Tendency of variable to change within a dataset. Display the variation of some variables within the diamonds included with R. The displays below use cowplot, see this vignette for more details.

install.packages("cowplot")

# variation of the price of diamonds in this data
library(cowplot)
library(tidyverse)
# count the number of rows (diamonds) in the data
diamonds |> count()

# A tibble: 1 × 1
      n
  <int>
1 53940

prs <- ggplot(diamonds, aes(x = price)) +
  geom_histogram(binwidth = 100)

crt <- ggplot(diamonds, aes(x = carat)) +
  geom_histogram(binwidth = .25)

plot_grid(prs,crt,labels = "AUTO")

Typical Values

In both histograms and bar charts - tall bars means lots of data, thus values that are very common. Short bars less common. No bars mean no data.

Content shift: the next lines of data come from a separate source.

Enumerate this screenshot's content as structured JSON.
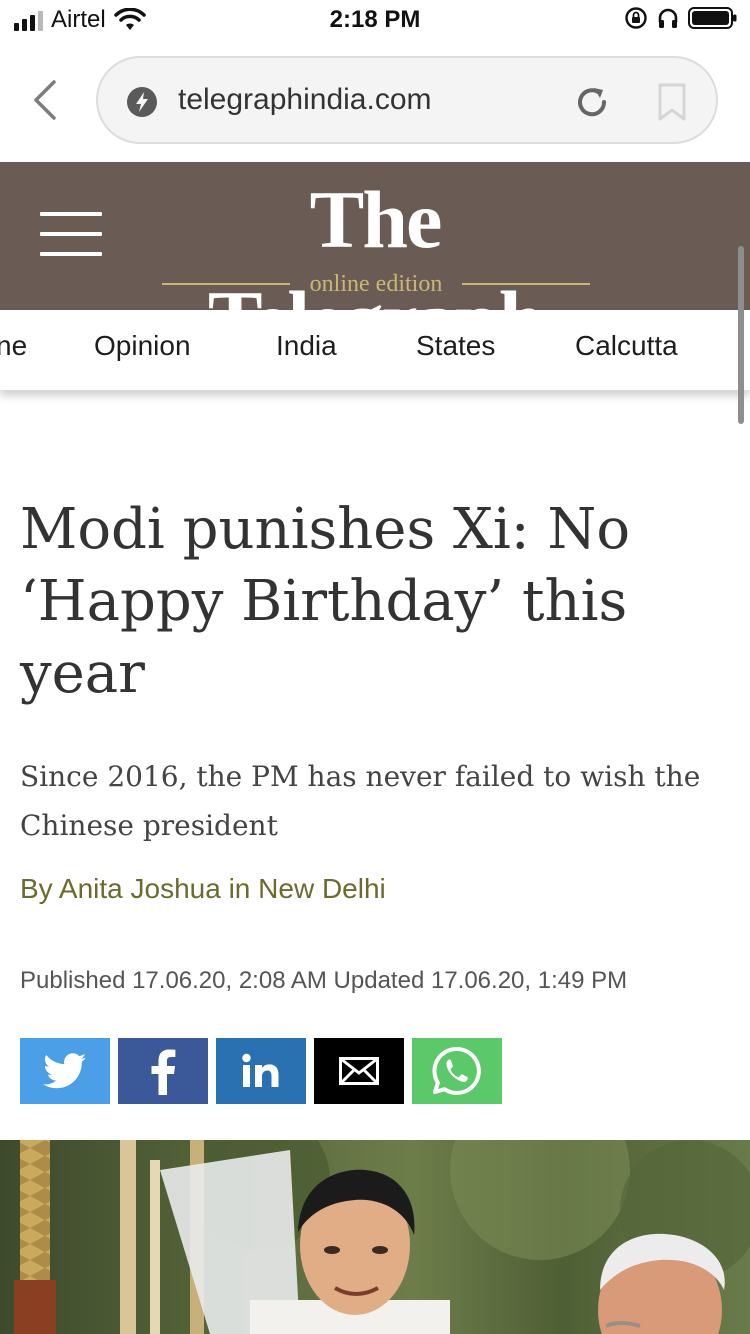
{
  "status_bar": {
    "carrier": "Airtel",
    "time": "2:18 PM",
    "signal_bars": 3,
    "signal_bars_total": 4,
    "icons": [
      "signal-icon",
      "wifi-icon",
      "rotation-lock-icon",
      "headphones-icon",
      "battery-icon"
    ]
  },
  "browser": {
    "url": "telegraphindia.com",
    "icons": [
      "back-arrow-icon",
      "site-info-icon",
      "reload-icon",
      "bookmark-icon"
    ]
  },
  "masthead": {
    "logo_title": "The Telegraph",
    "logo_edition": "online edition",
    "background": "#6b5b55",
    "accent": "#c9b873"
  },
  "nav": {
    "items": [
      "ne",
      "Opinion",
      "India",
      "States",
      "Calcutta"
    ]
  },
  "article": {
    "headline": "Modi punishes Xi: No ‘Happy Birthday’ this year",
    "subheadline": "Since 2016, the PM has never failed to wish the Chinese president",
    "byline": "By Anita Joshua in New Delhi",
    "published": "Published 17.06.20, 2:08 AM Updated 17.06.20, 1:49 PM",
    "byline_color": "#6b6a2f"
  },
  "share": {
    "buttons": [
      {
        "name": "twitter",
        "icon": "twitter-icon",
        "color": "#4a9fe6"
      },
      {
        "name": "facebook",
        "icon": "facebook-icon",
        "color": "#3b5998"
      },
      {
        "name": "linkedin",
        "icon": "linkedin-icon",
        "color": "#2a71b2"
      },
      {
        "name": "email",
        "icon": "mail-icon",
        "color": "#000000"
      },
      {
        "name": "whatsapp",
        "icon": "whatsapp-icon",
        "color": "#5bc96a"
      }
    ]
  }
}
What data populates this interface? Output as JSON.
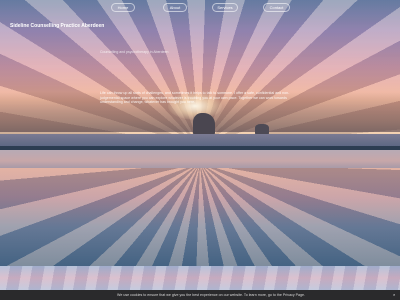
{
  "nav": {
    "items": [
      "Home",
      "About",
      "Services",
      "Contact"
    ]
  },
  "brand": {
    "name": "Sideline Counselling Practice Aberdeen"
  },
  "hero": {
    "tagline": "Counselling and psychotherapy in Aberdeen",
    "intro": "Life can throw up all sorts of challenges, and sometimes it helps to talk to someone. I offer a safe, confidential and non-judgemental space where you can explore whatever is troubling you at your own pace. Together we can work towards understanding and change, whatever has brought you here."
  },
  "cookie": {
    "message": "We use cookies to ensure that we give you the best experience on our website. To learn more, go to the Privacy Page.",
    "close": "×"
  }
}
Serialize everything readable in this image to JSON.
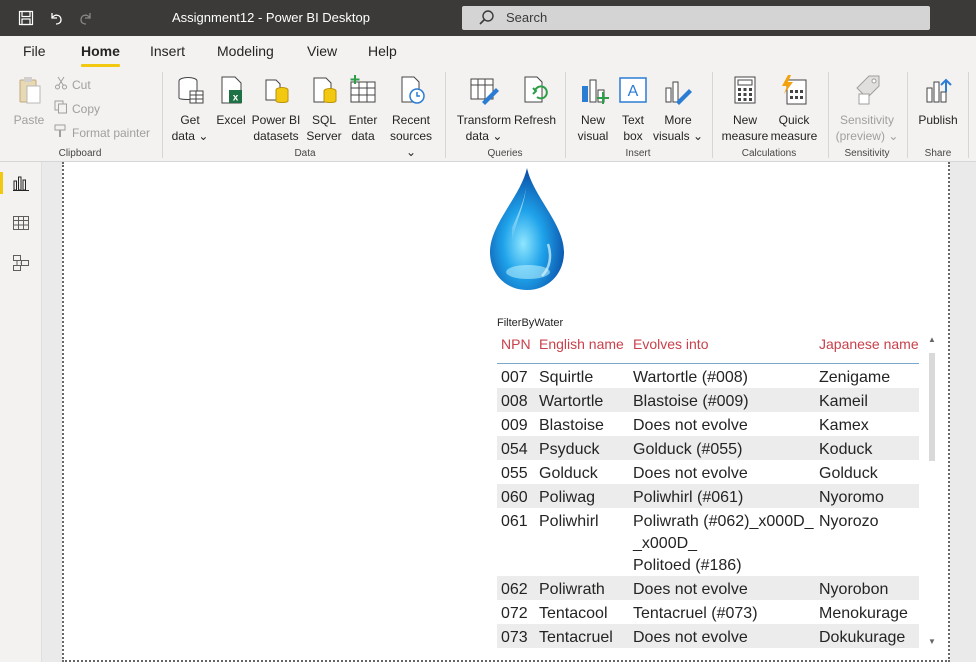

Which values are the most common? Why?
Which values are rare? Why? Does that match your expectations?
Can you see any unusual patterns? What might explain them?

Visualizations can reveal clusters.

Clusters for one variable: concentration in the distribution
Clusters of multiple variables: high co-variation

Questions concerning clusters

How are the observations within each subgroup similar to each other?
How are the observations in separate clusters different from each other?
How can you explain or describe the clusters?
Why might the appearance of clusters be misleading?

Unusual values

During our EDA, we encounter the plot below. The large blank area in the x-axis seems suspicious. There are several ways to explore this suspicion.

Zoom-in to see more via coord_cartesian or ylim and xlim.
Create a small dataset that shows more detail about the unusual values.

Explore both of these strategies now.

# 
ggplot(diamonds, aes(x = y)) + 
  geom_histogram(binwidth = 0.5)

What do we do about the anomalous values?

Remove the entire row:

diamonds2 <- diamonds |> 
  filter(between(y, 3, 20))

Replace the unusual values with NAs (missing values).

diamonds2 <- diamonds |> 
  mutate(y = ifelse(y < 3 | y > 20, NA, y))

Recall, ggplot() does not plot NA’s but does warn you about them, unless you do this:

ggplot(diamonds2, aes(x = x, y = y)) + 
  geom_point(na.rm = TRUE)

Co-variation

Co-variation is the tendency of multiple variables to vary in a related way, it is evidence of relationships between variables.

Relationship b/w categorical and numerical variable

# histogram of price, colored by cut
ggplot(diamonds, aes(x = price)) + 
  geom_freqpoly(aes(color = cut), binwidth = 500, linewidth = 0.75)

Note the nice (ordered) coloring - it’s due to the fact that cut is an ordered factor.

glimpse(diamonds)

Rows: 53,940
Columns: 10
$ carat   <dbl> 0.23, 0.21, 0.23, 0.29, 0.31, 0.24, 0.24, 0.26, 0.22, 0.23, 0.…
$ cut     <ord> Ideal, Premium, Good, Premium, Good, Very Good, Very Good, Ver…
$ color   <ord> E, E, E, I, J, J, I, H, E, H, J, J, F, J, E, E, I, J, J, J, I,…
$ clarity <ord> SI2, SI1, VS1, VS2, SI2, VVS2, VVS1, SI1, VS2, VS1, SI1, VS1, …
$ depth   <dbl> 61.5, 59.8, 56.9, 62.4, 63.3, 62.8, 62.3, 61.9, 65.1, 59.4, 64…
$ table   <dbl> 55, 61, 65, 58, 58, 57, 57, 55, 61, 61, 55, 56, 61, 54, 62, 58…
$ price   <int> 326, 326, 327, 334, 335, 336, 336, 337, 337, 338, 339, 340, 34…
$ x       <dbl> 3.95, 3.89, 4.05, 4.20, 4.34, 3.94, 3.95, 4.07, 3.87, 4.00, 4.…
$ y       <dbl> 3.98, 3.84, 4.07, 4.23, 4.35, 3.96, 3.98, 4.11, 3.78, 4.05, 4.…
$ z       <dbl> 2.43, 2.31, 2.31, 2.63, 2.75, 2.48, 2.47, 2.53, 2.49, 2.39, 2.…

To determine co-variation we need to see the same pattern in multiple variables. But the differences in scale obscure this. The fix:

ggplot(diamonds, aes(x = price, y = after_stat(density))) + 
  geom_freqpoly(aes(color = cut), binwidth = 500, linewidth = 0.75)

What are common traits of expensive diamonds? What about less expensive diamonds?

# expensive diamond distribution of color and cut
expensive <- diamonds |> filter(price > 2000)
expensive |> ggplot(aes(x=cut, y= color)) + geom_count()